All those scooter drivers whizzing round towns in a variety of colourful jackets to bring food and shopping to your door strike many people as something new.
In fact, rapid delivery from established grocers has been with us for a while in the UK in a limited form. Sainsbury’s Chop Chop, Waitrose Rapid, Ocado Zoom and Tesco Now all launched between 2016-19. But delivery economics meant they were geographically circumscribed, typically operating only in London, and hard to scale as standalone propositions – indeed Tesco Now closed in 2019.
However, the last 18 months has seen a big expansion in the sector, driven by two different models. First, supermarkets have partnered with the platforms Deliveroo and Uber Eats to provide last-mile delivery with much greater coverage than their own operations. Second, a set of new on-demand grocery delivery specialists have launched, backed by billions in VC funding.
In a survey conducted by YouGov in October 2021, we found that 8% of GB adults had used a rapid grocery delivery provider in the last four weeks, with adoption slightly higher in London (14%) where there are more options available. Overall, compared to customers who don’t use rapid grocery deliveries, customers who do are more likely to shop online for groceries, to be a member of Amazon Prime, to have a food box delivery subscription of some form, to order takeaway regularly, to be younger, and to have children in their household.
Judging by the shift in customer preferences revealed by the survey, there is a lot of scope for rapid delivery to grow. Two in five adults had shopped for groceries online in the last four weeks (either entirely online or a mix of online and in-store), half had eaten takeaway in the last four weeks, while almost six in ten now have an Amazon Prime account. Many people have clearly adopted online options for their shopping and ordering.
Deliveroo and Uber Eats were early entrants in the market. Leveraging their existing platforms built on hot food delivery, they are now the choice of 40% and 49% of rapid grocery delivery customers respectively. That puts the pair well ahead of their on-demand grocery rivals, in part due to a much wider geographic reach, plus their partnerships with established grocers such as Sainsburys, Morrisons, Asda, Aldi and Co-op. New entrants are also starting to partner with grocers. For example, in a tie-up that has the potential to scale, Gorillas and Tesco offer a joint service that combines the Tesco grocery range and store estate with Gorillas’ rapid delivery expertise.
Not all customers are loyal to a single platform – some customers commonly order from more than one, a practice known as “multi-homing”. For rapid grocery, 35% of the customers who used rapid grocery at least once in the 4 weeks covered by our survey bought from more than one provider during that time. By comparison, the equivalent figure for multi-homing across the more mature hot food delivery platforms was lower at 20%.
In nascent markets such as this, the structure of competition is likely to change quickly, characterised by entry, exit, partnerships and consolidation. Indeed, all these have already been observed. Which competitors stay the course will be determined by which can develop a sustainable economic model before the VC funding tap switches off – based on which customers they are able to win and retain through consistent innovation and brand building, which geographic markets they can make work and which they can’t, and how costs will ultimately be shared between customer, investor and retailer. As with other retail sectors that have migrated online, the on-demand grocery delivery market has lots of room to grow. The trick is to come up with the right proposition.

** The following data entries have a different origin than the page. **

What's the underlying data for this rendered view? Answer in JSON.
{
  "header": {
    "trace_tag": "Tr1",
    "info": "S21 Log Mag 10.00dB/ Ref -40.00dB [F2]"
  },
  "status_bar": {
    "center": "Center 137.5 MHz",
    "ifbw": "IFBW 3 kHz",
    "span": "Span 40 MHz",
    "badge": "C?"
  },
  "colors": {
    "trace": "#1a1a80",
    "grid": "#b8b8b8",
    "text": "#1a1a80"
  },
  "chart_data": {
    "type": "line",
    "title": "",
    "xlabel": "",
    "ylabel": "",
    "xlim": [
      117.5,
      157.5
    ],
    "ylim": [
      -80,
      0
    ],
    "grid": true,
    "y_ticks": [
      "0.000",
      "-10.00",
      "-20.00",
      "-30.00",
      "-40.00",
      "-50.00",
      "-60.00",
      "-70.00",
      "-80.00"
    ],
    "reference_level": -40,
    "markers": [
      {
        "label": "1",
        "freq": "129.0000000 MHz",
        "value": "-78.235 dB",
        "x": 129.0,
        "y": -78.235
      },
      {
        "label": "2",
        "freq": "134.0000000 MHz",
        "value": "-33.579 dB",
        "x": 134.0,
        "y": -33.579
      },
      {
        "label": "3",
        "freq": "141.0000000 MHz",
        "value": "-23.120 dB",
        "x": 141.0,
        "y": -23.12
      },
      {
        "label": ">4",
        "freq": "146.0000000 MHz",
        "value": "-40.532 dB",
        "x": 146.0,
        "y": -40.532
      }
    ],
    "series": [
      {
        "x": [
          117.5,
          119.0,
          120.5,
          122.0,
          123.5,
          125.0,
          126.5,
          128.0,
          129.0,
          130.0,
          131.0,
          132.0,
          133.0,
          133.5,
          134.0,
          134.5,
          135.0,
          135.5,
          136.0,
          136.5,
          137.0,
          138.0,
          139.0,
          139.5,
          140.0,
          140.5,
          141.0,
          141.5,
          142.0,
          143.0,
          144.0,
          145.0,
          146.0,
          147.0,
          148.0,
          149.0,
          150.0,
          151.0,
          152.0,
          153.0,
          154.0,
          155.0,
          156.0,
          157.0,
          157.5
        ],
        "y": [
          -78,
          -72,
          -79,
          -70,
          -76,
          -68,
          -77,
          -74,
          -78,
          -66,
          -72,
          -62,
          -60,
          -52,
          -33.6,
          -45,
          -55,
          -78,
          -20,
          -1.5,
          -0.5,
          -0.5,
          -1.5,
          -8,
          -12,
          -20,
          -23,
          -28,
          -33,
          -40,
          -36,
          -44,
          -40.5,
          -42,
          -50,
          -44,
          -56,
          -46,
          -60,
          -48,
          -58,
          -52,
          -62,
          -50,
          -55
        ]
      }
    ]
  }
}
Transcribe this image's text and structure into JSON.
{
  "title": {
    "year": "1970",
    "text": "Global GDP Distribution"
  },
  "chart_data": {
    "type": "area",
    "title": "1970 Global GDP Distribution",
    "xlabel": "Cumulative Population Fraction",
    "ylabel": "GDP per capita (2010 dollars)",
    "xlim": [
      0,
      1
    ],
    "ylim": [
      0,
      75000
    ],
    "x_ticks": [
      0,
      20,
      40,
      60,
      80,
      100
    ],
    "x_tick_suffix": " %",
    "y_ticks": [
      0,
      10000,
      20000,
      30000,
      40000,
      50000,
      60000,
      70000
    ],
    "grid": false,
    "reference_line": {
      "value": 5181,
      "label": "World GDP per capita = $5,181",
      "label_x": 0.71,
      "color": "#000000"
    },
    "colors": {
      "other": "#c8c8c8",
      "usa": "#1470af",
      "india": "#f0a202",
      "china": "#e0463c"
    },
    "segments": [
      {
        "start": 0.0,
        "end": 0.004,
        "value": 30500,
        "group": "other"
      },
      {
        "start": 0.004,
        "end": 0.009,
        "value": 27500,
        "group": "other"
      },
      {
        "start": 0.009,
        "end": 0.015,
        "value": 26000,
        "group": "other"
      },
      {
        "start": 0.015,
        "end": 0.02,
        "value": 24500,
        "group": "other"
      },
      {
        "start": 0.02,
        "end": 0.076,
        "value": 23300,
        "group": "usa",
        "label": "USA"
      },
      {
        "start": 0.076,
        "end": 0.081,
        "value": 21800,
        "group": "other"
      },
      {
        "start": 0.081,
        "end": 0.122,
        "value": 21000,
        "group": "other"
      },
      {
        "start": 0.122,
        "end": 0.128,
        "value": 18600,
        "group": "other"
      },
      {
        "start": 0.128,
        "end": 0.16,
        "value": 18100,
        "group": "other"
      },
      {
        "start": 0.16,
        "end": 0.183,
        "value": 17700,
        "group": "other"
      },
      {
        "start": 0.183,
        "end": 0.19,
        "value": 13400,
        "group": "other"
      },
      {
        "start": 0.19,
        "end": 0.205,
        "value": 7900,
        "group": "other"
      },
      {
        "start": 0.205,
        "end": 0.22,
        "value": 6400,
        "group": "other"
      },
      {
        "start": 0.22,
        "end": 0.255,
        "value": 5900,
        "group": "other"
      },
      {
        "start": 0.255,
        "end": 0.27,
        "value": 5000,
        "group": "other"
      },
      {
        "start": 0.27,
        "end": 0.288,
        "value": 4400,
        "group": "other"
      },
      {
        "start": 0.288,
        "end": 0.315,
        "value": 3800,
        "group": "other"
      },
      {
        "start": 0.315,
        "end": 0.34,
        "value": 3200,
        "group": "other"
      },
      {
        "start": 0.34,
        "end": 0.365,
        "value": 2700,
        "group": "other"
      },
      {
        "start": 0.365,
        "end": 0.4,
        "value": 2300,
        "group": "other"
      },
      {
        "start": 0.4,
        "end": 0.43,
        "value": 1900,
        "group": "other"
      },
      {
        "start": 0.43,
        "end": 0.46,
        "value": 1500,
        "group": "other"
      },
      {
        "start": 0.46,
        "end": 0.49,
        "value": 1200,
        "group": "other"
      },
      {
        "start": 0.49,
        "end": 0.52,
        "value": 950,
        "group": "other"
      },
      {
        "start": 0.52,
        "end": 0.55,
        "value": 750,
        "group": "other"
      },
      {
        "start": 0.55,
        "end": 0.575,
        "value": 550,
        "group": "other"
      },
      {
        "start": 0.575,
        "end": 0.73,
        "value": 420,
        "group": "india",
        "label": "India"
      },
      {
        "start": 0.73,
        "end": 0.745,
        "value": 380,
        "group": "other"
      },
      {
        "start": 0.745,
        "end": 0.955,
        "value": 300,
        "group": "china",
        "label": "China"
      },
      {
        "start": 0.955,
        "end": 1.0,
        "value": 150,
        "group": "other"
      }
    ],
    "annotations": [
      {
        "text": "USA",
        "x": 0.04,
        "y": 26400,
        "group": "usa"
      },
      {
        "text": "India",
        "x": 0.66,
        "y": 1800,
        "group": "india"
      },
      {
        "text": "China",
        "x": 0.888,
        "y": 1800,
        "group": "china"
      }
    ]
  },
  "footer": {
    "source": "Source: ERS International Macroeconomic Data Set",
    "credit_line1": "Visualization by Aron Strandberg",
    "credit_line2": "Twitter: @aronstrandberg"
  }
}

A successful business model will balance what customers are willing to pay against the role the service is seeking to fill. Are customers looking for an emergency meal for tonight, where the alternative could be more expensive delivered hot food? Or do they need last-minute ingredients, where the alternative is a dash to the local store (or better planning in the weekly shop)? How much are customers prepared to pay for speed and range? How do they respond to delivery charges? Pricing along this demand curve is reflected in the bundling of products, geographic differences and the ways in which platforms are working to engender loyalty, notably via subscription services like Deliveroo Plus (now bundled with Amazon Prime) and the potential expansion of Uber Pass to the UK.
In addition to commercial uncertainties, providers will also need to face up to the numerous policy challenges that have threatened both platform businesses and grocery delivery. In the case of Deliveroo and Uber the biggest headache is clearly the employment status of their delivery riders and the associated costs. But firms also need to grapple with matters of tax treatment, their carbon footprint, health regulations and supply chain issues. How platforms navigate the policy landscape and work out the models best suited to customer trends will in tandem determine how the market shakes out.
What then is in store in 2022? Expect more innovation, more investment, more expansion, and more consolidation. Providers will broaden their range and move into more towns and cities. Rapid delivery is here to stay in some form. The main issues now are how fast and how far the market can grow overall; how the competitor shakeout will take place through consolidation and exit; and who will be left at the end. The question of which models will prevail, or how the main policy challenges facing the sector will resolve, is unlikely to be settled any time soon. Everything is very much still to play for.